Meestal vormen leraren leerlingen door middel van vakken. Vormingscomponenten ‘landen’ vaak in leervakken. Toch valt een vak nooit samen met één vormingscomponent. In een taalvak zal je niet enkel aan talige vorming, maar ook aan culturele en maatschappelijke vorming doen. Een vak als lichamelijke opvoeding is bij uitstek geschikt voor lichamelijke vorming, maar ook voor sociale vorming. Als levensbeschouwelijke vorming zich zou beperken tot godsdienst, dan kan het pedagogisch project van een school nooit helemaal gerealiseerd worden.
De vormingsdoelen worden in verschillende studierichtingen van het secundair onderwijs via leerplannen gerealiseerd. Leerplannen brengen vormingscomponenten en vakkendoelen via de leraar tot bij de leerling.
Belangrijke delen van vorming zijn een gedeelde verantwoordelijkheid voor alle leraren en voor heel de school.
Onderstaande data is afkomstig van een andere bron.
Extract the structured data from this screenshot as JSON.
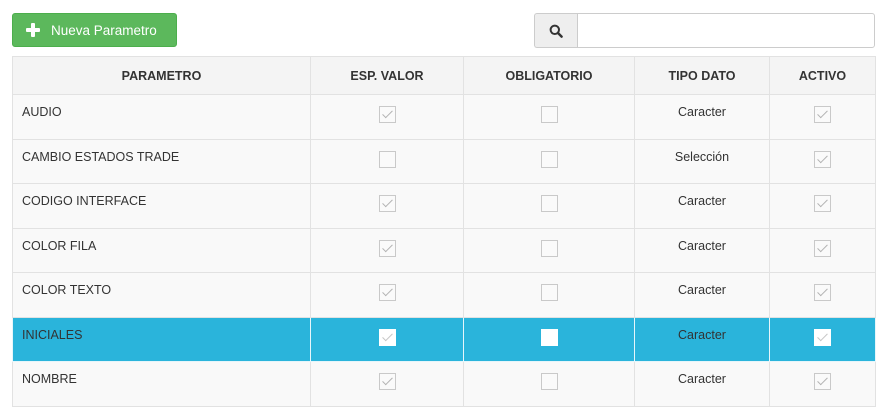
{
  "toolbar": {
    "new_button_label": "Nueva Parametro",
    "new_button_icon": "plus-icon",
    "search_icon": "search-icon",
    "search_value": "",
    "search_placeholder": ""
  },
  "colors": {
    "new_button": "#5cb85c",
    "selected_row": "#2ab4db",
    "header_bg": "#f4f4f4",
    "row_bg": "#f9f9f9"
  },
  "table": {
    "columns": [
      "PARAMETRO",
      "ESP. VALOR",
      "OBLIGATORIO",
      "TIPO DATO",
      "ACTIVO"
    ],
    "selected_row_index": 5,
    "rows": [
      {
        "parametro": "AUDIO",
        "esp_valor": true,
        "obligatorio": false,
        "tipo_dato": "Caracter",
        "activo": true
      },
      {
        "parametro": "CAMBIO ESTADOS TRADE",
        "esp_valor": false,
        "obligatorio": false,
        "tipo_dato": "Selección",
        "activo": true
      },
      {
        "parametro": "CODIGO INTERFACE",
        "esp_valor": true,
        "obligatorio": false,
        "tipo_dato": "Caracter",
        "activo": true
      },
      {
        "parametro": "COLOR FILA",
        "esp_valor": true,
        "obligatorio": false,
        "tipo_dato": "Caracter",
        "activo": true
      },
      {
        "parametro": "COLOR TEXTO",
        "esp_valor": true,
        "obligatorio": false,
        "tipo_dato": "Caracter",
        "activo": true
      },
      {
        "parametro": "INICIALES",
        "esp_valor": true,
        "obligatorio": false,
        "tipo_dato": "Caracter",
        "activo": true
      },
      {
        "parametro": "NOMBRE",
        "esp_valor": true,
        "obligatorio": false,
        "tipo_dato": "Caracter",
        "activo": true
      }
    ]
  }
}
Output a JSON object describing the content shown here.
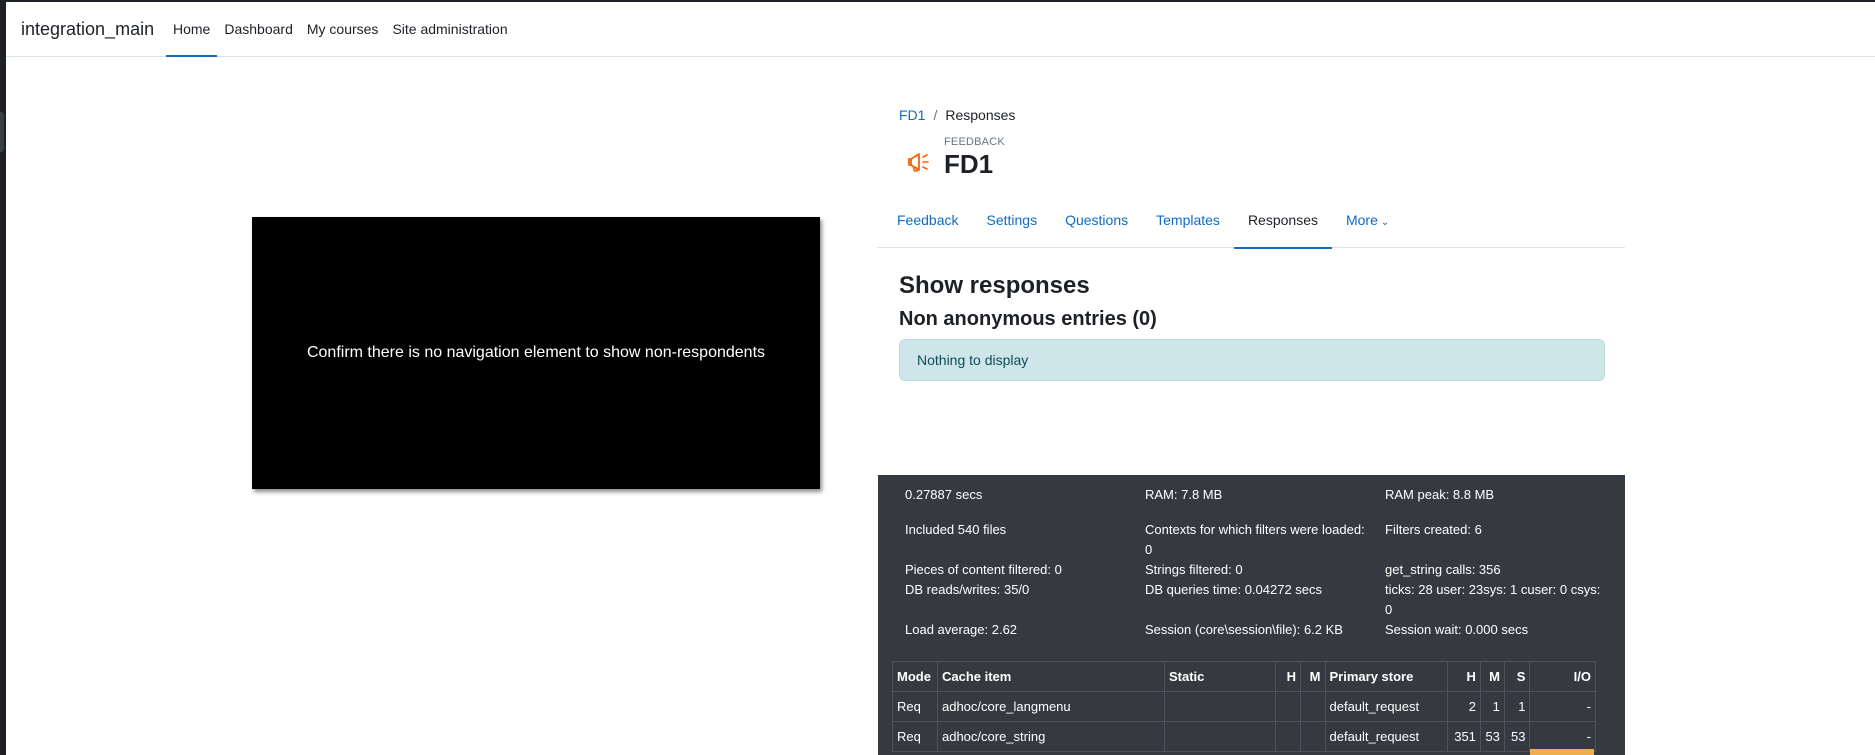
{
  "navbar": {
    "brand": "integration_main",
    "links": [
      {
        "label": "Home",
        "active": true
      },
      {
        "label": "Dashboard",
        "active": false
      },
      {
        "label": "My courses",
        "active": false
      },
      {
        "label": "Site administration",
        "active": false
      }
    ]
  },
  "overlay": {
    "text": "Confirm there is no navigation element to show non-respondents"
  },
  "breadcrumb": {
    "parent": "FD1",
    "separator": "/",
    "current": "Responses"
  },
  "activity": {
    "type": "FEEDBACK",
    "title": "FD1",
    "icon": "megaphone-icon",
    "icon_color": "#f7630c"
  },
  "tabs": [
    {
      "label": "Feedback",
      "active": false
    },
    {
      "label": "Settings",
      "active": false
    },
    {
      "label": "Questions",
      "active": false
    },
    {
      "label": "Templates",
      "active": false
    },
    {
      "label": "Responses",
      "active": true
    },
    {
      "label": "More",
      "active": false
    }
  ],
  "content": {
    "heading": "Show responses",
    "subheading": "Non anonymous entries (0)",
    "alert": "Nothing to display"
  },
  "perf": {
    "items": [
      "0.27887 secs",
      "RAM: 7.8 MB",
      "RAM peak: 8.8 MB",
      "Included 540 files",
      "Contexts for which filters were loaded: 0",
      "Filters created: 6",
      "Pieces of content filtered: 0",
      "Strings filtered: 0",
      "get_string calls: 356",
      "DB reads/writes: 35/0",
      "DB queries time: 0.04272 secs",
      "ticks: 28 user: 23sys: 1 cuser: 0 csys: 0",
      "Load average: 2.62",
      "Session (core\\session\\file): 6.2 KB",
      "Session wait: 0.000 secs"
    ],
    "table": {
      "headers": [
        "Mode",
        "Cache item",
        "Static",
        "H",
        "M",
        "Primary store",
        "H",
        "M",
        "S",
        "I/O"
      ],
      "rows": [
        [
          "Req",
          "adhoc/core_langmenu",
          "",
          "",
          "",
          "default_request",
          "2",
          "1",
          "1",
          "-"
        ],
        [
          "Req",
          "adhoc/core_string",
          "",
          "",
          "",
          "default_request",
          "351",
          "53",
          "53",
          "-"
        ]
      ]
    }
  },
  "colors": {
    "link": "#0f6cbf",
    "alert_bg": "#cee6ea",
    "perf_bg": "#343a40",
    "accent_orange": "#f0ad4e"
  }
}
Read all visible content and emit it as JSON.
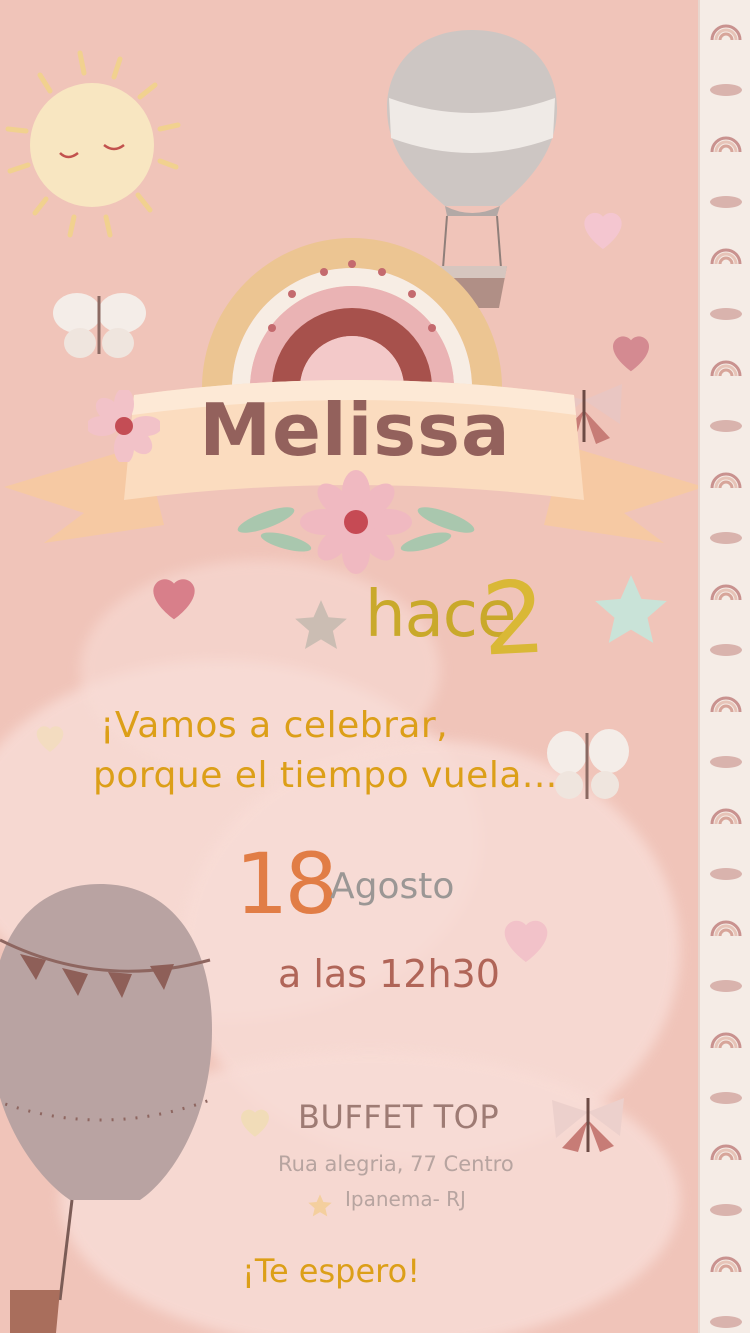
{
  "invitation": {
    "name": "Melissa",
    "age_prefix": "hace",
    "age": "2",
    "slogan_line1": "¡Vamos a celebrar,",
    "slogan_line2": "porque el tiempo vuela...",
    "day": "18",
    "month": "Agosto",
    "time": "a las 12h30",
    "venue": "BUFFET TOP",
    "address": "Rua alegria, 77 Centro",
    "city": "Ipanema- RJ",
    "closing": "¡Te espero!"
  },
  "decorations": {
    "icons": [
      "sun-icon",
      "hot-air-balloon-icon",
      "rainbow-icon",
      "heart-icon",
      "butterfly-icon",
      "flower-icon",
      "star-icon",
      "ribbon-banner-icon"
    ]
  },
  "colors": {
    "background": "#f0c4b9",
    "name": "#93615c",
    "slogan": "#dc9f18",
    "day": "#e17d46",
    "time": "#b06558"
  }
}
In het nieuwe secundair onderwijs wordt de gemeenschappelijke kern van vorming gegroepeerd in het gemeenschappelijk funderend leerplan. Dat leerplan is het basisleerplan van de school. Wat in vorming zó belangrijk is dat de realisatie ervan niet aan één of meerdere vakken kan worden overgelaten, wordt in dit leerplan verzameld.